Чем дольше я живу в доме на берегу Онего, тем больше убеждаюсь, что здешний пейзаж сродни старинным иконам. Чтобы ощутить это, нужны время, безмолвие и сосредоточенность.
26 ноября
Утро. Половина девятого. А за окном темнота — хоть глаз выколи — словно разлитые чернила. За моей спиной русская печь. Бушующий в ней огонь отражается в окне. Пламя освещает почерневшие бревна повала, выхватывает из мрака тени, играет на окладах икон. Agnihotra. Жертвоприношение огню! Вокруг тишина. Только ольховые дрова шипят в печи да шумит на столе ноутбук. Все остальное спит.
Затем мир за окном начинает медленно проявляться — словно фотография. Сперва светлеет по краям снег (как на негативе), а вода в Онего остается черной. Потом небо отделяется от воды, бледнеет пламя в оконном стекле. На фоне неба вырисовываются тополя — ветка за веткой — все четче, все реальней. Черная вода приобретает цвет сепии, вот уже можно пересчитать волны. Оттененная снегом, видна каждая заклепка на лежащей вверх дном лодке Жени Печугина, каждый венец его бани — тесанный «в обло». Огонь в окне блекнет, никнет… Сникает.
Наконец солнце вваливается в избу и, здороваясь, словно бы невольно трогает лучом дошпулуур, аж струна стонет (другой луч освещает «Зимний лес» Стройка[22]), разливается по столу медово-золотым светом, покрывает густым слоем стены и потолки, скамьи и лавки, сундук, буфет и кадку, стекает на пол и проникает в каждую щель. В конце концов добирается до печи, обливая ее позолотой.
В печи, мерцая жаром, догорают последние угли.
27 ноября
«Печь[23] нам мать родная», — гласит русская пословица. Русская печь — поистине символ бабы. Это наглядно показывают повивальные обряды. Если женщина рожала в избе, открывали печное устье, отворяя этим магическим жестом родовые пути. Из выпавших углей делали отвар, которым поили роженицу — чтобы плод вышел из нее так же легко.
Иногда — если нигде поблизости не было бани — женщина рожала в печи. Тогда младенец появлялся на свет словно бы из двойного чрева: женского лона и печного брюха.
Кстати, когда я гляжу в мрачное устье русской печи, где стихия огня соединяется со стихией земли — пламя лижет глину, — мне кажется, будто я заглядываю в бездну древнейшей истории, а заодно и вглубь самого себя. Ведь еще Гераклит утверждал, что начало миру положил огонь, а из глины, согласно Библии, был сотворен первый человек. Временами там… на задней стене… мерещится мне сквозь пламя тень… Тень человека, сидящего в пещере у огня.

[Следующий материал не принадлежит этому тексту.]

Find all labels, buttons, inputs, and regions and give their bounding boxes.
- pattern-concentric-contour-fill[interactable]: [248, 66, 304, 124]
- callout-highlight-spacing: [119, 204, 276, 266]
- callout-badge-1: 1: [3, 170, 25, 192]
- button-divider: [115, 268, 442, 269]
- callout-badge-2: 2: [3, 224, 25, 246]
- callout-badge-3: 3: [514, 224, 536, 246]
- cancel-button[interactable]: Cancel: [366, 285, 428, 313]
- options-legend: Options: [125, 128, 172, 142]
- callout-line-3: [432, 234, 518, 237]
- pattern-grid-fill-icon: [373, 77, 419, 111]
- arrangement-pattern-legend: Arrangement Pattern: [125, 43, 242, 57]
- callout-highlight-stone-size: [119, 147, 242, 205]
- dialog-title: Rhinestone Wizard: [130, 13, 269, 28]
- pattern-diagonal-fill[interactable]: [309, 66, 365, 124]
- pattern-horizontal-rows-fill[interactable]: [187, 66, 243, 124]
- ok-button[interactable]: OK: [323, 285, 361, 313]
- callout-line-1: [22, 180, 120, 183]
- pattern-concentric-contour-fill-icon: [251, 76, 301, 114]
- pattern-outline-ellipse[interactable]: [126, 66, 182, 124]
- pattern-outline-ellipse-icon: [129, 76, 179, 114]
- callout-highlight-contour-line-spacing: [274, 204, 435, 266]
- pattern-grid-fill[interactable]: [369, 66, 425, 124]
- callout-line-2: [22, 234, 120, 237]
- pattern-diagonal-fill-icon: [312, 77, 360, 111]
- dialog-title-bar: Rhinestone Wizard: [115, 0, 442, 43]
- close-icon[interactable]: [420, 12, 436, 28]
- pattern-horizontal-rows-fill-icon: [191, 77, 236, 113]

В старину русские печи «били» из глины, сырые кирпичи стеши использовать позднее. Обычно хозяин сам изготовлял опечье (деревянный сруб на три-четыре венца) и под (тесаные доски с толстым слоем глины). На «печебитье» приглашали местных парней с девками. Молодежь привозила с собой глину — не меньше десяти возов. Месили ее здесь же, в избе, распевая ритмичные песни, уминали босыми ногами глиняное тесто в дощатую форму. Сопение, чавканье глины, визги, шутки, смех… Иногда в глину добавляли выкопанные на пашне камни — они лучше разогревались и дольше хранили тепло. После работы хозяин ставил молодежи «печную» водку и начиналось гулянье. «Печебитье» занимало несколько часов. Гуляли до утра. А хорошо сбитая печь служила нескольким поколениям.